Les apiculteurs bénéficient d’un projet du PNUD

Le projet du PNUD a eu un effet positif sur les apiculteurs. Si auparavant chacun avait un revenu mensuel très bas, actuellement tout cela fait partie du passé. Un apiculteur témoigne de ce changement et des impacts qu’a eus cet acte dans leur vie quotidienne. L’intervention du PNUD a également une réelle conséquence sur l’environnement.

L’objectif du projet 

Le projet a pour but de conserver les reliques forestières ou la biodiversité et créer des activités qui pourront engendrer des revenus pour les bénéficiaires grâce à la production et à la vente de miel. C’est une alternative de lutter contre la pauvreté en milieu rural. Il y a 100 apiculteurs qui ont été affectés par le projet, dont 25 femmes qui sont dans 22 villages. Cela a émané une production de 13 tonnes de miel il y a 8 ans et 15 tonnes l’année suivante. Le jeune Justin KOUAME a profité de ce projet et a pu recevoir 2000 USD en 2011 et 2500 USD en 2012 pour une récolte de 6000 litres.
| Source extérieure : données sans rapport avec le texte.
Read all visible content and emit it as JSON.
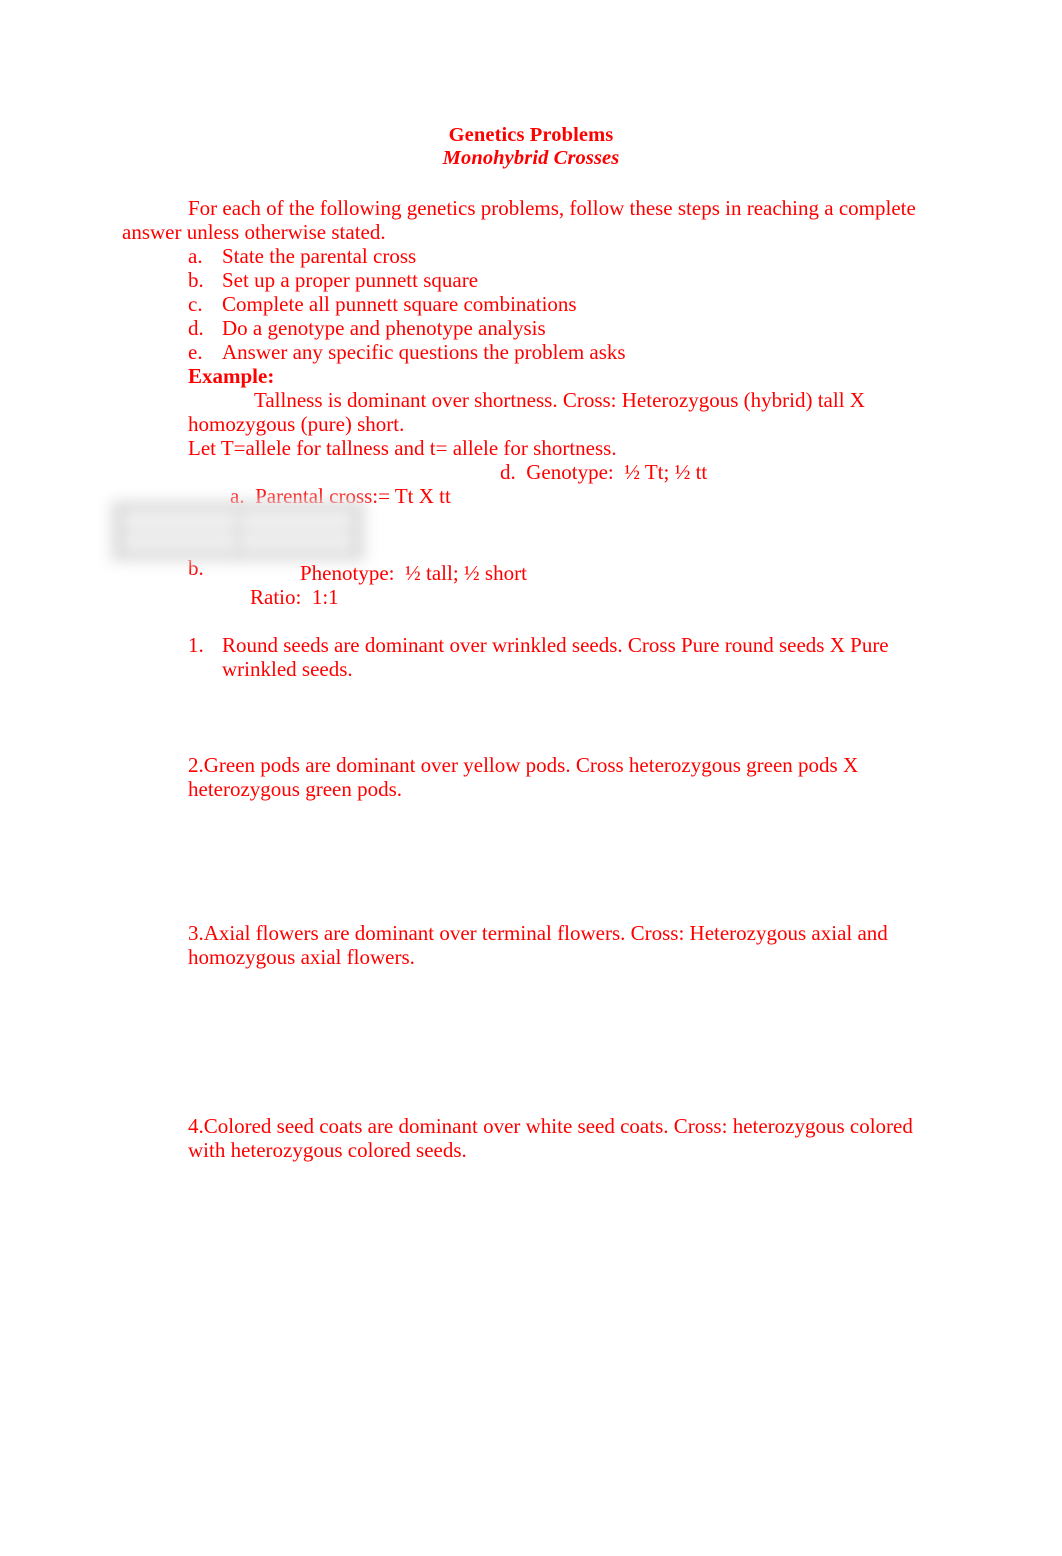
{
  "document": {
    "title": "Genetics Problems",
    "subtitle": "Monohybrid Crosses",
    "text_color": "#ff0000",
    "background_color": "#ffffff"
  },
  "intro": {
    "paragraph": "For each of the following genetics problems, follow these steps in reaching a complete answer unless otherwise stated."
  },
  "steps": [
    {
      "letter": "a.",
      "text": "State the parental cross"
    },
    {
      "letter": "b.",
      "text": "Set up a proper punnett square"
    },
    {
      "letter": "c.",
      "text": "Complete all punnett square combinations"
    },
    {
      "letter": "d.",
      "text": "Do a genotype and phenotype analysis"
    },
    {
      "letter": "e.",
      "text": "Answer any specific questions the problem asks"
    }
  ],
  "example": {
    "heading": "Example:",
    "statement": "Tallness is dominant over shortness.  Cross:  Heterozygous (hybrid) tall X homozygous (pure) short.",
    "allele_key": "Let T=allele for tallness and t= allele for shortness.",
    "parental_cross": "a.  Parental cross:= Tt X tt",
    "genotype": "d.  Genotype:  ½ Tt; ½ tt",
    "punnett_label": "b.",
    "punnett_square": {
      "state": "blurred-redacted",
      "rows": 2,
      "columns": 2
    },
    "phenotype": "Phenotype:  ½ tall; ½ short",
    "ratio": "Ratio:  1:1"
  },
  "problems": [
    {
      "id": "problem-1",
      "number": "1.",
      "text": "Round seeds are dominant over wrinkled seeds.  Cross Pure round seeds X Pure wrinkled seeds."
    },
    {
      "id": "problem-2",
      "number": "2.",
      "text": "2.Green pods are dominant over yellow pods.  Cross heterozygous green pods X heterozygous green pods."
    },
    {
      "id": "problem-3",
      "number": "3.",
      "text": "3.Axial flowers are dominant over terminal flowers.  Cross:  Heterozygous axial and homozygous axial flowers."
    },
    {
      "id": "problem-4",
      "number": "4.",
      "text": "4.Colored seed coats are dominant over white seed coats.  Cross:  heterozygous colored with heterozygous colored seeds."
    }
  ]
}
Ce jeune apiculteur ivoirien a montré que l’apiculture a changé sa vie, cela représente une source substantielle de revenus. C’est un bon exemple auquel les autres devront suivre. Justin a commencé ce domaine en 2005, il a pu s’épanouir avec sa famille dès lors que le PNUD l’a aidé. Ainsi, il a réalisé son rêve de se construire une maison.

D’autres jeunes ont eu la même opportunité que Justin, ceux qui habitent dans l’une des régions les plus défavorisées de la Côte d’Ivoire et qui risquent de se retrouver par les victimes de la dégradation des écosystèmes en raison des diverses activités agricoles et des feux de brousse. Les reliques forestières sont une sorte d’abri et de réserve de biodiversité idéale pour l’apiculture. C’est la raison pour laquelle la coopérative villageoise des jeunes de la région a pris la décision en collaboration avec le programme PNUD/FEM d’entamer un projet d’apiculture. 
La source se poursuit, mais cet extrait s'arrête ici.